The Robin-Cage character, with his shaggy, unkempt appearance, monkish demeanor and almost Christ-like propensity for turning the other cheek to his enemies, veers occasionally into the absurd. But when pitted against characters representing the money-mad and venal milieu of the upscale restaurant industry, he becomes an effective foil. Robin’s very appearance inside a trendy restaurant or next to Amir’s flashy sports car renders them ridiculous.

Robin’s aforementioned confrontation with the head chef of a pompous “deconstructed food” restaurant is the film’s most memorable scene. Robin reminds the chef that he had once dreamed of opening an English-style pub, which the chef had abandoned after deciding it would be “a terrible investment.” As the chef begins to break down at the memory of his former dream, Robin remarks, “They’re not real. You get that, right? None of it is real. The critics aren’t real. The customers aren’t real…Why do you care about these people? They don’t care about you, none of them. You live your life for them, and they don’t even see you. You don’t even see yourself.”

He adds, “We don’t get a lot of things to really care about.”

Under Sarnoski’s direction, Cage gives a moving, understated performance, a welcome change from the over-the-top mania that characterizes too many of his roles, particularly those in a series of empty, pointless “action” films. Arkin is effective as a would-be tyrant with a painful history. Wolff is quite good as Amir, whose obsession with status and appearances masks deep insecurity.

Pig’s merits are relatively modest, however, and its drawbacks prevent the film from being as satisfying as it might have been. One could say that the meal here is pleasant, but not filling. While Sarnoski attempts to identify certain corrosive or dehumanizing features of contemporary life, his appraisal doesn’t get much beyond the surface of things. The film seems to be saying that humans are in conflict with each other mainly because we are afraid of “opening up” and becoming emotionally vulnerable. While well intentioned, this sort of therapy-session outlook can only get one so far.

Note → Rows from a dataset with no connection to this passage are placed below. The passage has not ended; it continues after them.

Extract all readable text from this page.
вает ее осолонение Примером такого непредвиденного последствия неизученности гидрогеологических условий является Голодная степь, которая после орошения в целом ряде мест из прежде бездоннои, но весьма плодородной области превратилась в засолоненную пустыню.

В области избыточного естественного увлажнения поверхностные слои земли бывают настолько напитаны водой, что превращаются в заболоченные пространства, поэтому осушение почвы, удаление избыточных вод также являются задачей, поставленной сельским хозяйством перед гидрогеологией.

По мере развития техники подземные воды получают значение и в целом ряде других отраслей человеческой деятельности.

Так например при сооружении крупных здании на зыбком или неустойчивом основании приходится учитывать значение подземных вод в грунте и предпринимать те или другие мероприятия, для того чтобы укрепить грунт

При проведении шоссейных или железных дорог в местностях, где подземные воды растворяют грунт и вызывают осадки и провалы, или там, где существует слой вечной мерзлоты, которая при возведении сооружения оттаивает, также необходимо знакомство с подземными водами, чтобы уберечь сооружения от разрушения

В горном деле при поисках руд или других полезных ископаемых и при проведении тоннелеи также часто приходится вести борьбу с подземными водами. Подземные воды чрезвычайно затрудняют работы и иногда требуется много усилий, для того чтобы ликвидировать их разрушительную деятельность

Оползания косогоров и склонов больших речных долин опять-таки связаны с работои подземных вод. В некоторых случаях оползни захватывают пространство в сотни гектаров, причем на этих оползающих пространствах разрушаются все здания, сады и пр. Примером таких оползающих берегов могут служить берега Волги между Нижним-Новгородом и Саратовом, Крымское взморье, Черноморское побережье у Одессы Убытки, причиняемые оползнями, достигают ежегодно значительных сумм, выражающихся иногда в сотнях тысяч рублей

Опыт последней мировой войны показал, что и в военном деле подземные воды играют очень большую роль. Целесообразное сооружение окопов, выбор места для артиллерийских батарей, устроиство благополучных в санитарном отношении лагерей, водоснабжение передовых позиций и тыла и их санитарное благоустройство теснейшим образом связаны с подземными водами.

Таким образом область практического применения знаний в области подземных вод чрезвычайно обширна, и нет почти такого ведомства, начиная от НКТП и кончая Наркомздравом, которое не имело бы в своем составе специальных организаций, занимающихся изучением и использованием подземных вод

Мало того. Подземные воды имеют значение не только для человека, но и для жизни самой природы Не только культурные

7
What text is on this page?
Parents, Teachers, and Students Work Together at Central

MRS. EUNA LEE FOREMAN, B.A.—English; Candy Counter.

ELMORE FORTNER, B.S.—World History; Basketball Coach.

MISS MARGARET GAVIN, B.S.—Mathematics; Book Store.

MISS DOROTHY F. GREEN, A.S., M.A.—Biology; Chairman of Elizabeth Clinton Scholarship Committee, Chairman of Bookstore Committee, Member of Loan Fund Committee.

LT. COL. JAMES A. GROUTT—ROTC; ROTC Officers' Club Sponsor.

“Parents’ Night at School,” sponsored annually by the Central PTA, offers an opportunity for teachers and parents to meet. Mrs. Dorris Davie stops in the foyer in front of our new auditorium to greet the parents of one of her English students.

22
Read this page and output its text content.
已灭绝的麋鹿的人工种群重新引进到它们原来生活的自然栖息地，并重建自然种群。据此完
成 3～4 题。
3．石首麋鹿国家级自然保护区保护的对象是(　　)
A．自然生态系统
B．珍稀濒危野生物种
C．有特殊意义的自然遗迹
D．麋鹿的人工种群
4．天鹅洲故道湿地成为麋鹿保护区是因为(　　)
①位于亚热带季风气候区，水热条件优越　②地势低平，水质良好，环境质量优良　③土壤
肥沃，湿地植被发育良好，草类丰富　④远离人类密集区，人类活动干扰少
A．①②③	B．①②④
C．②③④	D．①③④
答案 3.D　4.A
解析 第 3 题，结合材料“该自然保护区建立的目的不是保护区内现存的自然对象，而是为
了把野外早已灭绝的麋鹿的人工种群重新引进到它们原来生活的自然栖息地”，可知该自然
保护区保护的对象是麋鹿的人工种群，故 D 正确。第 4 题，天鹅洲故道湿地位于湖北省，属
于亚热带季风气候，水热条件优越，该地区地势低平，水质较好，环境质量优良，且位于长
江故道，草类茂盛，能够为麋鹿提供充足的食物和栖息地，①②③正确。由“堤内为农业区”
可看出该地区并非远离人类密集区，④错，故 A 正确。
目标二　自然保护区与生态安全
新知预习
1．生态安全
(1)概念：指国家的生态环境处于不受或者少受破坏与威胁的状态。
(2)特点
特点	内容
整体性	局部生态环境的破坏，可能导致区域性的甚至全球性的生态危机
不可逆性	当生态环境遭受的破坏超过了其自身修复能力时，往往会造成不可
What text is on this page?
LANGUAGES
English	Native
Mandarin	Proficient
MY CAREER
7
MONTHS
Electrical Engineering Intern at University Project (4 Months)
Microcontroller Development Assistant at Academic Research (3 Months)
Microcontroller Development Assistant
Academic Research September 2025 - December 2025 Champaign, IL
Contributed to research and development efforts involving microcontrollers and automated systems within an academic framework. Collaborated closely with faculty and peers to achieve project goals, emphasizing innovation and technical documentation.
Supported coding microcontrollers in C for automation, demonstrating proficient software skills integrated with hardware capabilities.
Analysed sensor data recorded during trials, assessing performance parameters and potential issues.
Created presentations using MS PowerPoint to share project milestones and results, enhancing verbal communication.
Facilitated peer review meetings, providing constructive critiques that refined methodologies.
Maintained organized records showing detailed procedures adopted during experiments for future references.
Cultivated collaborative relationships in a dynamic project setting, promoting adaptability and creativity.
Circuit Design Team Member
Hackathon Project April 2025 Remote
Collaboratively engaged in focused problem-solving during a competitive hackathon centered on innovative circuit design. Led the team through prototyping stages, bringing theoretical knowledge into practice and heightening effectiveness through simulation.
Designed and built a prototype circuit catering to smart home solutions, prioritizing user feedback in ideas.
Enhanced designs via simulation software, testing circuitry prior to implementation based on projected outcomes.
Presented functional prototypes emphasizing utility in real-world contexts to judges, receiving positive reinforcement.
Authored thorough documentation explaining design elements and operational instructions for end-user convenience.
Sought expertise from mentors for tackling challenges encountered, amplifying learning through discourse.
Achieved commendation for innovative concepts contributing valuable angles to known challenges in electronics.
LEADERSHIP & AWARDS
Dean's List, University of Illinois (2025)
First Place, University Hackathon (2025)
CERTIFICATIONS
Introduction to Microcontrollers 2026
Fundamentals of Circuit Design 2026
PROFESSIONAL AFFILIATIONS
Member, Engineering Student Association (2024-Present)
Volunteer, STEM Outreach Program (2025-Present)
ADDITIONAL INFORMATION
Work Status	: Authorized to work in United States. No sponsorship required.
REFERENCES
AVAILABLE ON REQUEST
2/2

The pessimism generally underlying such a perspective comes through in a speech Robin gives to Amir: “We don’t have to care…Every 200 years we get an earthquake right along the coast. One’s coming up. When the shockwave hits, most of the city will flatten…Five minutes later, they’ll look up, and they’ll see a wave 10 stories high. And then all of this, everyone, it’s all going to be at the bottom of the ocean again.” What is one to do in the face of such “inevitable” calamity? Robin’s solution, and the only one Sarnoski is capable of imagining at present, is to escape into the woods.

Certain scenes hint at deeper social realities. The underground fight pit, where restaurant workers beat up desperate individuals for money, is particularly disturbing. Sarnoski was apparently inspired to include this scene after discussions with restaurant workers who would sometimes hit punching bags in response to the stress, abuse and mistreatment they experience during their shifts.

Yet, the intense exploitation of restaurant industry workers isn’t truly felt in this scene, or anywhere else in the film. Such workers face a reality of low wages, long hours, miserable working conditions and social instability. Mental illness and drug abuse are rampant. These hardships have been exacerbated by the pandemic, which has placed many small restaurants under immense financial pressure, and which has turned kitchens and dining areas into potential death traps.

Pig has little to say about these social realities, and the film’s depiction of the restaurant industry remains somewhat half-baked as a result.

But despite its shortcomings, the film leaves a more or less good impression. One’s time is not wasted by it. In the current cultural landscape, dominated by stupidity, cruelty and anti-social violence, such a statement can still be considered praise.